Geoff Shester, a marine biologist with the environmental group Oceana, said sardines play a major role in the ocean off California because so much marine life — Brown Pelicans, dolphins, salmon and shark — rely on them for food.
“These are the engines, or the heartbeat of the ocean, that is really supplying our entire ecosystem with the fuel it needs to be productive,” Shester said. “So when sardines collapse, the collapse just pulls the rug out from the entire ecosystem.”
Shester said over-fishing is a threat to the fragile states of Pacific sardines and that keeping the fishery closed could give it a chance to recover.
“Sardines have traditionally been one of California's most important and valuable fisheries,” Shester said. “So this is millions and millions of dollars of lost income.”
Not all fishermen agree with the decision to keep the sardine fishery shuttered.
Diane Pleschner-Steele, executive director of the California Wetfish Producers Association, said NOAA’s sardine survey under-counts the fish, and that the fishermen she hears from are noticing a comeback.

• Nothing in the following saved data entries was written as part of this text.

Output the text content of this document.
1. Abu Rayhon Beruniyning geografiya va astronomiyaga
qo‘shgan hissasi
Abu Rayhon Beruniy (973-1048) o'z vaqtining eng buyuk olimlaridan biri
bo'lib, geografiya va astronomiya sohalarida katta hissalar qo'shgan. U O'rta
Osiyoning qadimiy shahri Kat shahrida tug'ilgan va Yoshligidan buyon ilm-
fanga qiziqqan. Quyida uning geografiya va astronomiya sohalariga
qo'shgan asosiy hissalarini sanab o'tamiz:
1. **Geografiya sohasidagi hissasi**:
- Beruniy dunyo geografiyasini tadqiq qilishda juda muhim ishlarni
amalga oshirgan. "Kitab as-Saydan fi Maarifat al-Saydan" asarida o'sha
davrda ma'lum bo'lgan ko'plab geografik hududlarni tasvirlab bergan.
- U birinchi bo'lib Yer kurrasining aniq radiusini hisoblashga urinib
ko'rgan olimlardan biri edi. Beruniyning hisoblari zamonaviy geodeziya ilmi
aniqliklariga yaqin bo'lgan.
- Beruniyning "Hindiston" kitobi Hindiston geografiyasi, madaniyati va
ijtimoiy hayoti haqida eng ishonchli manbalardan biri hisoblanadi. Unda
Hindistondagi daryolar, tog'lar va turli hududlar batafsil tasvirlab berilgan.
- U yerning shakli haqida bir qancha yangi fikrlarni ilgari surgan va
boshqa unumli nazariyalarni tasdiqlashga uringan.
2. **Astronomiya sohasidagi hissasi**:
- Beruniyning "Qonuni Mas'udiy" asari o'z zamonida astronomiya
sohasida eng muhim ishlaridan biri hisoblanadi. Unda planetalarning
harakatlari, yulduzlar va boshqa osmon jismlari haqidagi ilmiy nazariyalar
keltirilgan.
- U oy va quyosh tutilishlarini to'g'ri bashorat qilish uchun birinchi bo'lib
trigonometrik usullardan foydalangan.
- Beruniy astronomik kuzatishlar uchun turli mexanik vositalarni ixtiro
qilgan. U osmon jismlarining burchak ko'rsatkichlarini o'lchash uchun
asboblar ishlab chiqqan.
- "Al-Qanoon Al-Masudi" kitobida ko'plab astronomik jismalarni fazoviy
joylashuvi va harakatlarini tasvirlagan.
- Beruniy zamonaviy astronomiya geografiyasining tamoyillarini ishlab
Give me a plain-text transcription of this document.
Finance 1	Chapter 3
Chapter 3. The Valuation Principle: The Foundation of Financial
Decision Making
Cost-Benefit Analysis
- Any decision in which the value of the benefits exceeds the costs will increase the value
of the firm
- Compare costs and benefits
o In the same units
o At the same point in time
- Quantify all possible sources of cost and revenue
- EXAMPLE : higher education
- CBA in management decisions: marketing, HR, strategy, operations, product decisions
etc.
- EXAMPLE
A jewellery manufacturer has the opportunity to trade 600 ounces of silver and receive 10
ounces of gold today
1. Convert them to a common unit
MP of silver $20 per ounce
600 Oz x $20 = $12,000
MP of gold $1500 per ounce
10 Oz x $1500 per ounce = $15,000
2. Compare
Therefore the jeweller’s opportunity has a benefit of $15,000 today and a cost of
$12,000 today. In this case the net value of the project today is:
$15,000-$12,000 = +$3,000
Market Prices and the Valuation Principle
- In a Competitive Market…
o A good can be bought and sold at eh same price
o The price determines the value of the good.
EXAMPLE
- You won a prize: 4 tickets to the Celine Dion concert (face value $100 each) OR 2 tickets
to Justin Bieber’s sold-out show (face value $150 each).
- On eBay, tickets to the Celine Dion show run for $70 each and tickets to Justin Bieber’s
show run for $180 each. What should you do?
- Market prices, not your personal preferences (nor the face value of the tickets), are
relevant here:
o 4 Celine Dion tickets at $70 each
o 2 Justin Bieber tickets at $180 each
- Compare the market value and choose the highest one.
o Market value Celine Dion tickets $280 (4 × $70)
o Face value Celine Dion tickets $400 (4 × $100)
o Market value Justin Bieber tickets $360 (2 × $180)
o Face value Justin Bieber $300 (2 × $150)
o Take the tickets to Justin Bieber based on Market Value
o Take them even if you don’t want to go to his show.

“They are so frustrated because they drive by school after school after school and they can't fish,” Pleschner-Steele said. “This is their livelihood and they have families and they are losing their jobs.”
Pleschner-Steele’s group has been working with the California Department of Fish and Wildlife on different ways to count sardines, including aerial and shallow water surveys that she says may account for fish missed by NOAA's deep ocean boats.
In the meantime, limited sardine catch for use as live bait will be allowed in Southern California to service the region's sportfishing industry. Commercial fishermen may keep a small amount of sardines as incidental catch — below 20 percent — when fishing for other types of fish.
“You have to make decisions to protect the stock," said Griffin. "But also do what you can to protect these small fishing dependent communities."